Dr George Severs will be interviewing Tanaka Mhishi, Associate Fellow of SHaME and author of Sons and Others: On Loving Male Survivors, on the place of male survivors of sexual violence in discourses around rape culture.
Sons and Others is a memoir of male survivor relationships, offering readers a glimpse into the lives of the one in six men living in Britain who have experienced sexual violence, and how the legacy of that violence shapes them as fathers, sons, partners and friends.

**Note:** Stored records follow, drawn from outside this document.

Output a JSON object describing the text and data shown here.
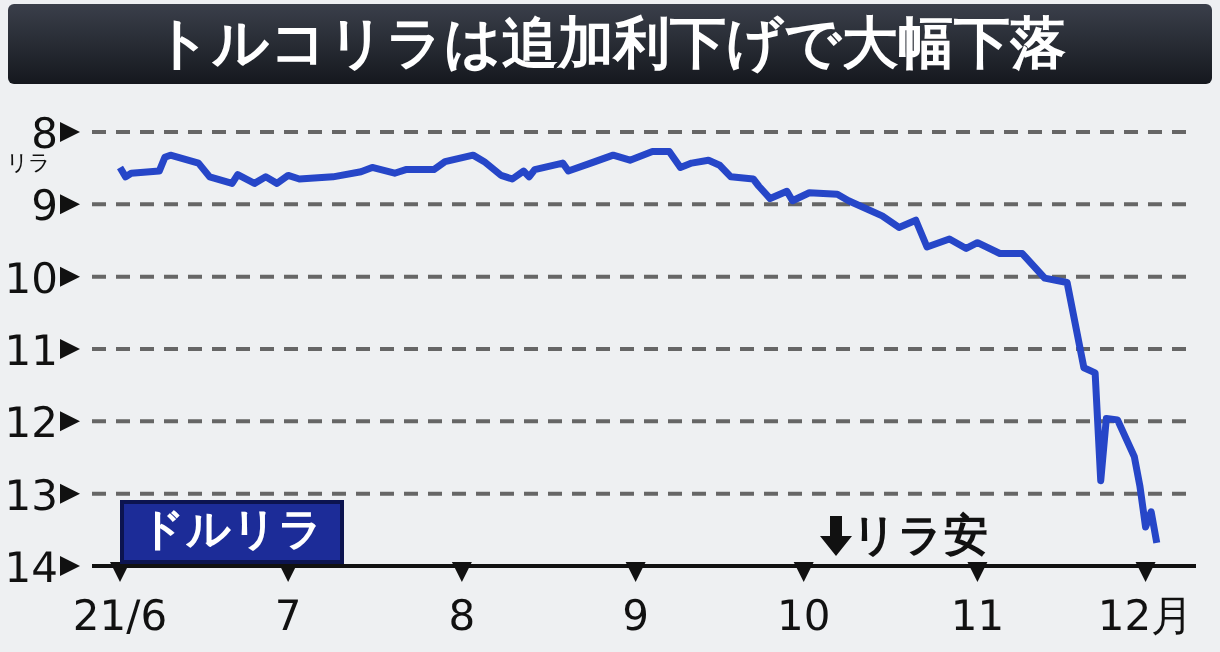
{
  "chart_data": {
    "type": "line",
    "title": "トルコリラは追加利下げで大幅下落",
    "ylabel": "リラ",
    "x": [
      "--06-01",
      "--06-02",
      "--06-03",
      "--06-08",
      "--06-09",
      "--06-10",
      "--06-15",
      "--06-17",
      "--06-21",
      "--06-22",
      "--06-25",
      "--06-27",
      "--06-29",
      "--07-01",
      "--07-03",
      "--07-09",
      "--07-14",
      "--07-16",
      "--07-20",
      "--07-22",
      "--07-27",
      "--07-29",
      "--08-03",
      "--08-05",
      "--08-08",
      "--08-10",
      "--08-12",
      "--08-13",
      "--08-14",
      "--08-19",
      "--08-20",
      "--08-24",
      "--08-28",
      "--08-31",
      "--09-04",
      "--09-07",
      "--09-09",
      "--09-11",
      "--09-14",
      "--09-16",
      "--09-18",
      "--09-22",
      "--09-23",
      "--09-25",
      "--09-28",
      "--09-29",
      "--10-02",
      "--10-07",
      "--10-09",
      "--10-15",
      "--10-18",
      "--10-21",
      "--10-23",
      "--10-27",
      "--10-30",
      "--11-01",
      "--11-05",
      "--11-09",
      "--11-13",
      "--11-17",
      "--11-20",
      "--11-22",
      "--11-23",
      "--11-24",
      "--11-26",
      "--11-29",
      "--11-30",
      "--12-01",
      "--12-02",
      "--12-03"
    ],
    "series": [
      {
        "name": "ドルリラ",
        "color": "#2646c8",
        "values": [
          8.49,
          8.62,
          8.57,
          8.54,
          8.35,
          8.32,
          8.43,
          8.62,
          8.71,
          8.59,
          8.71,
          8.62,
          8.71,
          8.6,
          8.65,
          8.62,
          8.55,
          8.49,
          8.57,
          8.52,
          8.52,
          8.41,
          8.32,
          8.41,
          8.6,
          8.65,
          8.54,
          8.62,
          8.52,
          8.43,
          8.54,
          8.43,
          8.32,
          8.39,
          8.27,
          8.27,
          8.49,
          8.43,
          8.39,
          8.46,
          8.62,
          8.65,
          8.75,
          8.92,
          8.82,
          8.95,
          8.84,
          8.86,
          8.95,
          9.16,
          9.32,
          9.22,
          9.59,
          9.48,
          9.61,
          9.53,
          9.68,
          9.68,
          10.02,
          10.08,
          11.26,
          11.33,
          12.82,
          11.96,
          11.98,
          12.49,
          12.9,
          13.46,
          13.25,
          13.68
        ]
      }
    ],
    "xlim": [
      "--05-27",
      "--12-10"
    ],
    "xticks": [
      {
        "value": "--06-01",
        "label": "21/6"
      },
      {
        "value": "--07-01",
        "label": "7"
      },
      {
        "value": "--08-01",
        "label": "8"
      },
      {
        "value": "--09-01",
        "label": "9"
      },
      {
        "value": "--10-01",
        "label": "10"
      },
      {
        "value": "--11-01",
        "label": "11"
      },
      {
        "value": "--12-01",
        "label": "12月"
      }
    ],
    "ylim": [
      14,
      8
    ],
    "yticks": [
      8,
      9,
      10,
      11,
      12,
      13,
      14
    ],
    "grid": "y",
    "annotations": [
      "リラ安"
    ]
  }
}
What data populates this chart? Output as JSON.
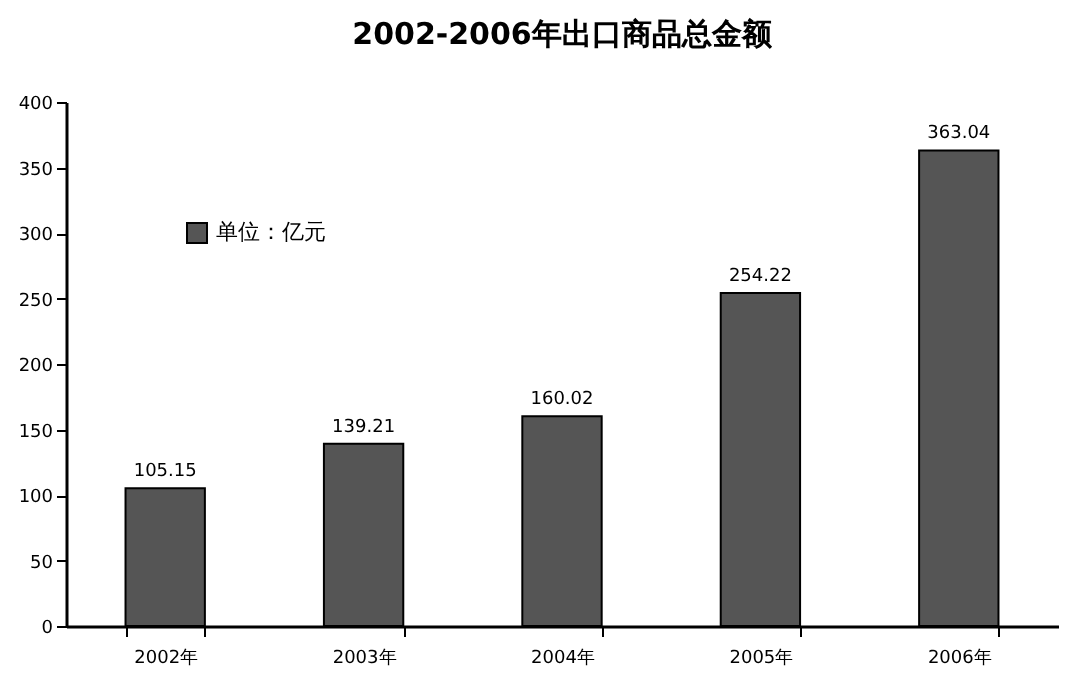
{
  "chart_data": {
    "type": "bar",
    "title": "2002-2006年出口商品总金额",
    "categories": [
      "2002年",
      "2003年",
      "2004年",
      "2005年",
      "2006年"
    ],
    "series": [
      {
        "name": "单位：亿元",
        "color": "#555555",
        "values": [
          105.15,
          139.21,
          160.02,
          254.22,
          363.04
        ]
      }
    ],
    "ylim": [
      0,
      400
    ],
    "yticks": [
      0,
      50,
      100,
      150,
      200,
      250,
      300,
      350,
      400
    ],
    "data_labels": true,
    "legend": "top left",
    "grid": false
  }
}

Pushing back against an adversarial narrative of male vs female survivors, Sons and Others is an acknowledgement of the deeply intertwined personal relationships between all survivors, and offers a vision of a future that delivers justice and fulfillment for us all.
This event is organised in association with Laia Abril’s new exhibition A History of Misogyny, Chapter two: On Rape and Institutional Failure which will be on display from 10 – 27 November 2022 at Copeland Gallery, Peckham, presented by the V&A and Photoworks, as part of the V&A Parasol Foundation Women in Photography Project. Further details can be found here.
Registration details
Age Guidance: 18 yrs +
FREE – but please register in advance
To register, please RSVP via email to parasolwomenphoto@vam.ac.uk
23rd November 2022
6.30-8:30PM BST
Speaking:
Tanaka Mhishi is a writer, performer and storyteller. He is an Associate Fellow of the SHaME project. His works with issues surrounding masculinity and trauma have been produced on screen for BBC 3 and on stages nationwide, including This Is How It Happens, a play about male survivors of sexual violence and the Off West End Award nominated Boys Don’t which he co-wrote and performed in in partnership with Papertale Productions and Half Moon Theatre. He is poet-in-residence for the Consent Collective and a trustee for SurvivorsUK, the UK’s preeminent charity supporting male and non-binary survivors of sexual violence. Tanaka works with media organisations, charities and universities to support conversations surrounding race, sexual violence, masculinity and consent.
Dr George Severs is a Postdoctoral Research Fellow on the SHaME project. His research focuses on the history of male survivors of rape and sexual assault in Britain. His first book, forthcoming with Bloomsbury, examines HIV/AIDS activism in England during the 1980s and 1990s. George is Secretary of the Oral History Society’s LGBTQ special interest group and Public History Editor of Oral History.